ね、理子。思い出すのは辛いかもしれないけど、お母様と最後にかわした言葉は何?」
「――音楽を、ずっと好きでいて。きっとそれが、最後の言葉です」
「そう……この1年であたしはより、歌がなくてはならないものだと確信したわ。
2人はどうかしら?」
2人が顔を見合わせ、そして先に理子が答える。
「もともと演奏は好きでした。でも、上手くなる喜びを知った今は――もっと好きです」
「僕も今なら、はっきり音楽が好きだと言えますね」
「なら、来月の心の準備と練習も、ばっちりかしらね」
笑みを漏らし、少し茶目っ気を含ませて問いかけると2人そろって「ぼちぼちです」と、シンクロしてみせた。ここら辺はさすが幼馴染ねと、ケイは密かに思ってしまう。
「そうだ。ついでに修平には、久遠ヶ原時代の想い出も語ってもらおうかしら」
ここまで長く話したのは珍しいかもしれないというほど、3人の談笑は続く――
「どうした淳紅。こんな所に」
墓を掃除した後で、保育所のオルガンもついでに掃除していたアルジェが、姿を見せた淳紅へ不思議そうに問いかける。
「ん、ちょっと調べもん」
「そうか……おや、こんな所に傷……? いや、文字……か?」
並んだオルガンのうち、一番奥にあるオルガンの前でしゃがみこむアルジェがその傷を指でこする。
「イクヤさんへ……?」
淳紅がそのオルガンの鍵盤を開いた。そしてそこにある1枚の楽譜を手に取り、裏を確認すると――淳紅の目から、一筋の涙がこぼれ落ちる。
一向に口を開かない淳紅の手から楽譜を取り、アルジェもその裏に目を通して声に出してそれを読む。
天使である告白と、楽しかった日々の事がつらつらと書き連ねてあった。
「いつかあなたとあの子に打ち明けようと思っていたけど、私の口から言えずにごめんなさい。

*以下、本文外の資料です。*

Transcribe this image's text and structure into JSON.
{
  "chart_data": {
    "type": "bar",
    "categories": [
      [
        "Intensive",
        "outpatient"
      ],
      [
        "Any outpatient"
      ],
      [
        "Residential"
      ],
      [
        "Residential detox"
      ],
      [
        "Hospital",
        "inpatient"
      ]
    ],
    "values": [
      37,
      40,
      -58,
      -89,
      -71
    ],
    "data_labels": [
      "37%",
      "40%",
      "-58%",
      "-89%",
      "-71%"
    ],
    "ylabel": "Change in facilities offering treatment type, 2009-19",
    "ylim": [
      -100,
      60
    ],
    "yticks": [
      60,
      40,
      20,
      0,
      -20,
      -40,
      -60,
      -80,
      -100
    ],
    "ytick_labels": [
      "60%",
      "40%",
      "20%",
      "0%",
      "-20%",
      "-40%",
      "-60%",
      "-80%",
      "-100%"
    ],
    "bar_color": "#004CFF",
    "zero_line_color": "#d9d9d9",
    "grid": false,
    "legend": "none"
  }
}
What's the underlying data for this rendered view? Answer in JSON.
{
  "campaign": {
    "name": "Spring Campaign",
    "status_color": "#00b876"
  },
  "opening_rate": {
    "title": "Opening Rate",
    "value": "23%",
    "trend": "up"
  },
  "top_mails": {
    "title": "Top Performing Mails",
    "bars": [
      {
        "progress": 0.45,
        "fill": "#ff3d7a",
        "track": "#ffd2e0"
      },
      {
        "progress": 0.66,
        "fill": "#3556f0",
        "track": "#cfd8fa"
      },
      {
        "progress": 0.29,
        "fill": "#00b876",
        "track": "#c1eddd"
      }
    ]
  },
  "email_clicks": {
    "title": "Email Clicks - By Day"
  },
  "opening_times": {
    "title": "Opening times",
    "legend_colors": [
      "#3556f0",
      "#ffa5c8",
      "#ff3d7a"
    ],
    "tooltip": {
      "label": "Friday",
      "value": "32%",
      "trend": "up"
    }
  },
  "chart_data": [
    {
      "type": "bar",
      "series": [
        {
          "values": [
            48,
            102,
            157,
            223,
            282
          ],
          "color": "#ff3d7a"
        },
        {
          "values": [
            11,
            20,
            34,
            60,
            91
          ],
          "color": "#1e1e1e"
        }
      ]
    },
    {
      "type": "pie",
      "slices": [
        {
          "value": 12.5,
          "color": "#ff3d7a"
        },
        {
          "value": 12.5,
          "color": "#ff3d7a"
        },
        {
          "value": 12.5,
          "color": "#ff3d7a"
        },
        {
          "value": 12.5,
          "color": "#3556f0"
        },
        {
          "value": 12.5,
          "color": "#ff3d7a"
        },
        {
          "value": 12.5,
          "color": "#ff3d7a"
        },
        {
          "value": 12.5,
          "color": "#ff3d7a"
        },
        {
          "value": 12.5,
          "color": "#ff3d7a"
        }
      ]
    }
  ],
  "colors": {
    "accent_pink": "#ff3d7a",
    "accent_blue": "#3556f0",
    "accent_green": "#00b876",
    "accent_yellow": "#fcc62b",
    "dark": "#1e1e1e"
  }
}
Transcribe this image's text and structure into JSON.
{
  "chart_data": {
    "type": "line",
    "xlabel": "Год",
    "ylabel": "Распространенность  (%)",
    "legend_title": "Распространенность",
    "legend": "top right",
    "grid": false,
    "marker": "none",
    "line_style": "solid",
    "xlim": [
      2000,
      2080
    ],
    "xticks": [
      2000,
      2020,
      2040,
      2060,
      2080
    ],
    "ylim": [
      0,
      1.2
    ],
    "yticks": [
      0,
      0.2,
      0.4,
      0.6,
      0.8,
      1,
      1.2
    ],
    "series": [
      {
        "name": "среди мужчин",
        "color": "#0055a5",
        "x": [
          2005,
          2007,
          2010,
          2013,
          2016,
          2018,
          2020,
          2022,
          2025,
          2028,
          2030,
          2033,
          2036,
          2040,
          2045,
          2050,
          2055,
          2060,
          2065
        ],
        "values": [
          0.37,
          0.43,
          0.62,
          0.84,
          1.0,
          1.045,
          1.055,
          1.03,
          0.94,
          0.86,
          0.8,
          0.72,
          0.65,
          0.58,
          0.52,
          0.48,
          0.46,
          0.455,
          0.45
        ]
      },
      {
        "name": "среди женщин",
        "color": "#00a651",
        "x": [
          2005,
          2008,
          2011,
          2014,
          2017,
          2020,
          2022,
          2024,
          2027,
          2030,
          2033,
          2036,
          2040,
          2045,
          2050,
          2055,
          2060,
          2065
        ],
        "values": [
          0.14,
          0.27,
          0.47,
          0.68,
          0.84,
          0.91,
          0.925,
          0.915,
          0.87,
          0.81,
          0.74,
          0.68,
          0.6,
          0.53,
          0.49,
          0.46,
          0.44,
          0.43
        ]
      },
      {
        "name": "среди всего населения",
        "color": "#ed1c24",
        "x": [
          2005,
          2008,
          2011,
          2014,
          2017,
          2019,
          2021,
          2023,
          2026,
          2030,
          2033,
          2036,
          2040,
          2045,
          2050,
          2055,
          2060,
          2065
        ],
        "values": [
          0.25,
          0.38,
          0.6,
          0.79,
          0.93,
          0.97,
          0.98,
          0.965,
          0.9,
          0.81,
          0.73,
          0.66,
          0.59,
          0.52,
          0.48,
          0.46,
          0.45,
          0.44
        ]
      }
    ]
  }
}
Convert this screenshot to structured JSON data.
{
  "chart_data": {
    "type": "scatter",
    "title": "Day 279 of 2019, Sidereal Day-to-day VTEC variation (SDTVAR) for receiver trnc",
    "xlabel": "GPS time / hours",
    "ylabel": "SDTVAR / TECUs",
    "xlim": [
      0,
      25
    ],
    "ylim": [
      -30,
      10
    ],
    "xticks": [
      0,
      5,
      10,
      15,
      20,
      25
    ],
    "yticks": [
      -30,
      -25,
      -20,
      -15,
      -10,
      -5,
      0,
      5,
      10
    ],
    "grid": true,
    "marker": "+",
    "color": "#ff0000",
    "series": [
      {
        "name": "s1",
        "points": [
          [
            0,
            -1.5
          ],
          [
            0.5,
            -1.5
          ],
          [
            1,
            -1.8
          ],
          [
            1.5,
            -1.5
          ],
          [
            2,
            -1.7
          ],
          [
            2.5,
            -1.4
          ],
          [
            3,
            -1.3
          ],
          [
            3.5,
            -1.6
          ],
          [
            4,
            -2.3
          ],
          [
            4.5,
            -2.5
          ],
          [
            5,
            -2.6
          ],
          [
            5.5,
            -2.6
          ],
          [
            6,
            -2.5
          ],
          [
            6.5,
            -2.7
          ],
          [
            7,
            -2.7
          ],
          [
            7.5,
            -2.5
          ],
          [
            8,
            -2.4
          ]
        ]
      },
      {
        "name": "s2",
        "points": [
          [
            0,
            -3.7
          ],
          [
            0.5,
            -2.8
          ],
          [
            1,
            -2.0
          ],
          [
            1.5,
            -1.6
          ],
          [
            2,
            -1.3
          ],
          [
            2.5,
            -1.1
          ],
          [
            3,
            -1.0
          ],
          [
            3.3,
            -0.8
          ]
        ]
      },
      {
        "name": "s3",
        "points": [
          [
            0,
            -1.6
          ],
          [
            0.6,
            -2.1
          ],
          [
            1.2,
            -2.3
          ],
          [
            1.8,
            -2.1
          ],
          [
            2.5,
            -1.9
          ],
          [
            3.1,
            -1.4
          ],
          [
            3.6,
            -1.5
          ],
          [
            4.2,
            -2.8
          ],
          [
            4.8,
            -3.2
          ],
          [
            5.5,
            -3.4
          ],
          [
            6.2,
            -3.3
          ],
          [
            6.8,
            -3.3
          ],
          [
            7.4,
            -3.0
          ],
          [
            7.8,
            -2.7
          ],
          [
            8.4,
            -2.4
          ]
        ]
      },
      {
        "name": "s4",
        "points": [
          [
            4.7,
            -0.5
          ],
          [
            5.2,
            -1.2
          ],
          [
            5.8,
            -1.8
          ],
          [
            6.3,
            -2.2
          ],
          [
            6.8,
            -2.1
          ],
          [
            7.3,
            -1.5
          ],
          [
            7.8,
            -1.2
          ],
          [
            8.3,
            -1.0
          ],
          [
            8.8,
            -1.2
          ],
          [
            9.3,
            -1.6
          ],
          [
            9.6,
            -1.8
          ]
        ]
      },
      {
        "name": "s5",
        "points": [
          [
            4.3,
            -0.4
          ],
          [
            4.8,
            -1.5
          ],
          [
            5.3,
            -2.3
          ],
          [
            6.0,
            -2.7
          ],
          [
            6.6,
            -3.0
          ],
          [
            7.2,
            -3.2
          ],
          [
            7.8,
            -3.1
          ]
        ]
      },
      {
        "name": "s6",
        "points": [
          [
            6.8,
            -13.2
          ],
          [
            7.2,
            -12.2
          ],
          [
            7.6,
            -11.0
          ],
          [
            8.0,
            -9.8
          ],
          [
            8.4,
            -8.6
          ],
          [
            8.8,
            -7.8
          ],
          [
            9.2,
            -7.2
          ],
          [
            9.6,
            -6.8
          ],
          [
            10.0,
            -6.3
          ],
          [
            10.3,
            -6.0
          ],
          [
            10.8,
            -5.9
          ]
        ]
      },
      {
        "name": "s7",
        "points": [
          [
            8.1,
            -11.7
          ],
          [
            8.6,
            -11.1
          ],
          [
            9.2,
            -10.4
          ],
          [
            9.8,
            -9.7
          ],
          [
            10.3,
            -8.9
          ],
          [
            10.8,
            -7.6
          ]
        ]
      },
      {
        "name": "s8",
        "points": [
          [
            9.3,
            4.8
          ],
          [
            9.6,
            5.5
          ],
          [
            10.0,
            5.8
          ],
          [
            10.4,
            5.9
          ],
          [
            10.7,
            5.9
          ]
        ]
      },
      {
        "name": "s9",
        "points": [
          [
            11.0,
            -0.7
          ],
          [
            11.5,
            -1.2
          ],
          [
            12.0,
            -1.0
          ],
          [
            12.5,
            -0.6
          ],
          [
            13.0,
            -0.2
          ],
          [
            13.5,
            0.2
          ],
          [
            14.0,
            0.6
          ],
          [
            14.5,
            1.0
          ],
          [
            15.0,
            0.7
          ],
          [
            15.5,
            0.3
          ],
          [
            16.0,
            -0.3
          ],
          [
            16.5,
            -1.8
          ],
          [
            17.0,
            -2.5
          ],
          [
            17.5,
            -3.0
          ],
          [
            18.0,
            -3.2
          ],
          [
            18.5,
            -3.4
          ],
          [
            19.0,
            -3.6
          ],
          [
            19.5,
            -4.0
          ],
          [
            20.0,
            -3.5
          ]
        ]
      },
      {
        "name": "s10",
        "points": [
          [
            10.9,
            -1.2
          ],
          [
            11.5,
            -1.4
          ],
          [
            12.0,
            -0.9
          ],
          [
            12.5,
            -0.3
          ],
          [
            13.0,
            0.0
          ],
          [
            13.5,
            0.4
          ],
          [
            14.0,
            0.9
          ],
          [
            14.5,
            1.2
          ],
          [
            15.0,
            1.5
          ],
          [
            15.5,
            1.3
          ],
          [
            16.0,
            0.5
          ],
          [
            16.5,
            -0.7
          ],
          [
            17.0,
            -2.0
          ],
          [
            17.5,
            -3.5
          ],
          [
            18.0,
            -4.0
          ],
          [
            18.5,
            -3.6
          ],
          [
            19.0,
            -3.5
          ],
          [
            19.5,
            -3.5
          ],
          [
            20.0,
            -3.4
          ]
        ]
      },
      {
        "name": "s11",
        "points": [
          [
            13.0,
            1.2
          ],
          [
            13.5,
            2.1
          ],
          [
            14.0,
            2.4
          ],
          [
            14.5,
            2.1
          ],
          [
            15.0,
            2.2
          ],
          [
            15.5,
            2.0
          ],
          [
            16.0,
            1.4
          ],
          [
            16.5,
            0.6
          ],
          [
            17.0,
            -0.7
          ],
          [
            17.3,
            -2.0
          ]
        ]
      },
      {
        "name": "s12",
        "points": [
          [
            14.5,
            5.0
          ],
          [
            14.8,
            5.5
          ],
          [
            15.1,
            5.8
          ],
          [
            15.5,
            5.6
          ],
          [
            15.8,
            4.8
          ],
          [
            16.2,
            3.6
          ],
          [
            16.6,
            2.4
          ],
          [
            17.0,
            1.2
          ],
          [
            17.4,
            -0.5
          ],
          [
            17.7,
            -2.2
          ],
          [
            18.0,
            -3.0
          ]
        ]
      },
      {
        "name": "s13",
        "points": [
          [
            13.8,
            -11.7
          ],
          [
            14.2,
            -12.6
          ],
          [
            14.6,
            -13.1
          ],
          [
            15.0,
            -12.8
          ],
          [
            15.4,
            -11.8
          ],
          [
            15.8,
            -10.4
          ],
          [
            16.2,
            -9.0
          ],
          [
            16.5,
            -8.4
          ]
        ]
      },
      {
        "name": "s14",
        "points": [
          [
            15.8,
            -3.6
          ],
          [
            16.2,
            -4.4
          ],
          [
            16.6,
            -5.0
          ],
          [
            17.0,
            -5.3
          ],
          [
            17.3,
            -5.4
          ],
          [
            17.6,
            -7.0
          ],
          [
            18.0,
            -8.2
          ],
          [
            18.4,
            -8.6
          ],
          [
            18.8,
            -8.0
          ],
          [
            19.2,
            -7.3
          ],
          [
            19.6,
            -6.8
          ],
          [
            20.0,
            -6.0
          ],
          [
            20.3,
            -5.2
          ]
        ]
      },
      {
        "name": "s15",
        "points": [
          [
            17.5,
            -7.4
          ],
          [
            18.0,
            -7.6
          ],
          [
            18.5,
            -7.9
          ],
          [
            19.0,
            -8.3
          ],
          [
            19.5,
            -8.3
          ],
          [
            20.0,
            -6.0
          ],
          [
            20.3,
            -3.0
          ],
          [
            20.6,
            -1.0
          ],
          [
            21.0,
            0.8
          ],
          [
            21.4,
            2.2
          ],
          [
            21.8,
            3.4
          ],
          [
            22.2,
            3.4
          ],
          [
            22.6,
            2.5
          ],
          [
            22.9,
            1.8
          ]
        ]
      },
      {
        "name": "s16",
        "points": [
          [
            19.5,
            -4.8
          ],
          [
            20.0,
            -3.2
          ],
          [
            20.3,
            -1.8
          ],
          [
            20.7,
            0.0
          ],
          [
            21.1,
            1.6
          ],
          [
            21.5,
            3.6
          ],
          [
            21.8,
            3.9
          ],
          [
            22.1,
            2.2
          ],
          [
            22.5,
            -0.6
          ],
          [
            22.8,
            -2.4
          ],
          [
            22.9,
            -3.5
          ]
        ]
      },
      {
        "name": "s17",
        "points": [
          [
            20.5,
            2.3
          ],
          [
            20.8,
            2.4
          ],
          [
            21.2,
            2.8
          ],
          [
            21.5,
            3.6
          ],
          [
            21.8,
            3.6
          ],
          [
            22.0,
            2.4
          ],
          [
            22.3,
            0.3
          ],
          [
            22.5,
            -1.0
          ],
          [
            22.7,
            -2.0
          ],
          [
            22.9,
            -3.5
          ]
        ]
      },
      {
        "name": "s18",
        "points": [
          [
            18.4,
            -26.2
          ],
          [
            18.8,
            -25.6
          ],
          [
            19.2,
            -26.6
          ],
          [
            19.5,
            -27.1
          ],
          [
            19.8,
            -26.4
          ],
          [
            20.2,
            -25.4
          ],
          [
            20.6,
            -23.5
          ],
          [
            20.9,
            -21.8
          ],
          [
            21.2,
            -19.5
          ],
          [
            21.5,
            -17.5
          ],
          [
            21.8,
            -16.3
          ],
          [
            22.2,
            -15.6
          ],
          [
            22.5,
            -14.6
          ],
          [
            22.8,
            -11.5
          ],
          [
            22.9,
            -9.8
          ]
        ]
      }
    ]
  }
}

あの子に教えてあげて下さい。
それと最後に、私の愚痴ですが――もっと、生きていたかった」
淳紅がその楽譜を届けると、郁也も涙する。
そこにちょうど帰ってきた理子へ、郁也は楽譜を握りしめ、やっとその一言を絞り出した。
「理子――お前のお母さんは……天使だったんだ」
突然の告白に目を丸くした理子。だが思いのほか動揺した様子もなく、何かに納得したように頷いていた。
「そっか、お父さんが何かおかしかったのはそれを言いたかったんだね」
「……ああ」
「そっかそっか――ごめんねお父さん」
言いにくそうにする理子が屋上を見上げる。